Risk of sexual violence double for disabled women

Risk of sexual violence double for disabled women

A research report released by the Disability Royal Commission examines the nature and extent of violence, abuse, neglect and exploitation against people with disabilities in Australia.

The report has worryingly found that “nearly two thirds (64%) of people with disability reported experiencing physical or sexual violence, intimate partner violence, emotional abuse or stalking over the course of a lifetime.”

The statistics regarding young disabled women are even more concerning, with young women with disabilities aged 18 to 29 twice as likely to report experiencing sexual violence over their lifetime than those without a disability.

The report also uncovers the higher rates of intimate partner violence and emotional abuse experienced by women with disabilities. The data is sobering, with 36% of women with disability reporting experiencing violence by an intimate partner since the age of 15, compared with 21% of women without disability. And when it comes to emotional abuse, since the age of 15, one in three women with disability report emotional abuse by a current or previous partner (37%) compared with 20% of women without disability.

The issue is compounded by other factors, including financial hardship, with the report finding that “people with disability living in financial hardship three times more likely to experience violence.”

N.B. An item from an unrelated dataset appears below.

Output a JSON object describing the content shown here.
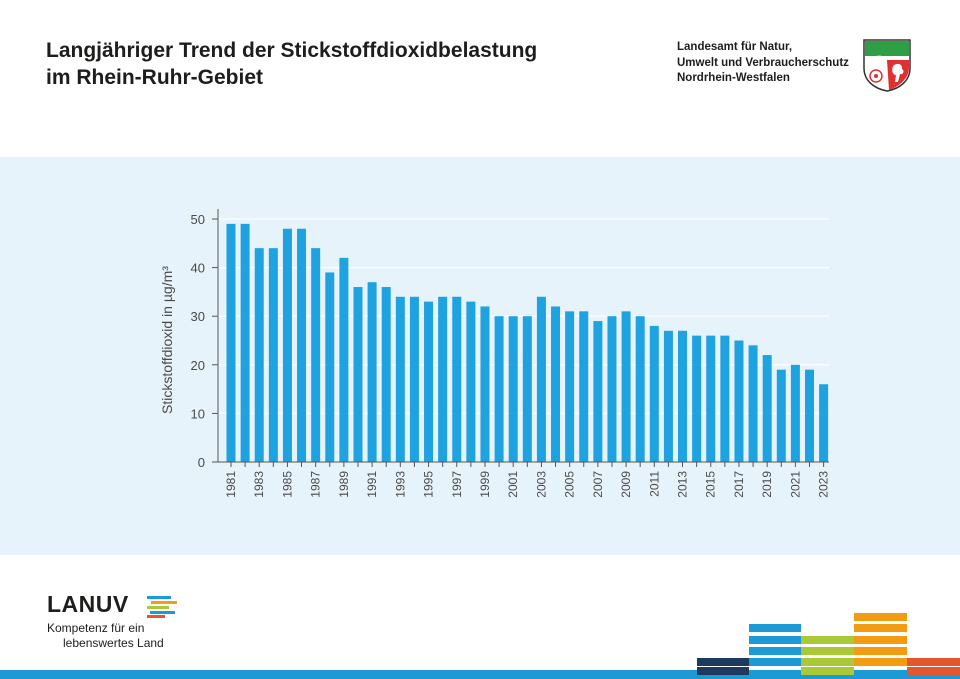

The report “was compiled from responses to the Personal Safety Survey, a national survey administered by the Australian Bureau of Statistics that collects data on experiences of interpersonal violence every four years.”

“There is limited publicly available data on the prevalence of violence and abuse experienced by people with disability in Australia, with even less information that specifically addresses issues of neglect and exploitation. The Personal Safety Survey (PSS) administered by the Australian Bureau of Statistics (ABS) is currently the only national survey in Australia that collects data on experiences of interpersonal violence.”

Dr Georgina Sutherland, one of the report’s authors, has criticised the sidelining of disabled women’s voices, arguing that the issue is not that disabled women are not speaking out: 

“Women with disability do share their experiences of disclosing violence, and they’re discredited, they’re ignored. I think that’s the reason we have a royal commission.”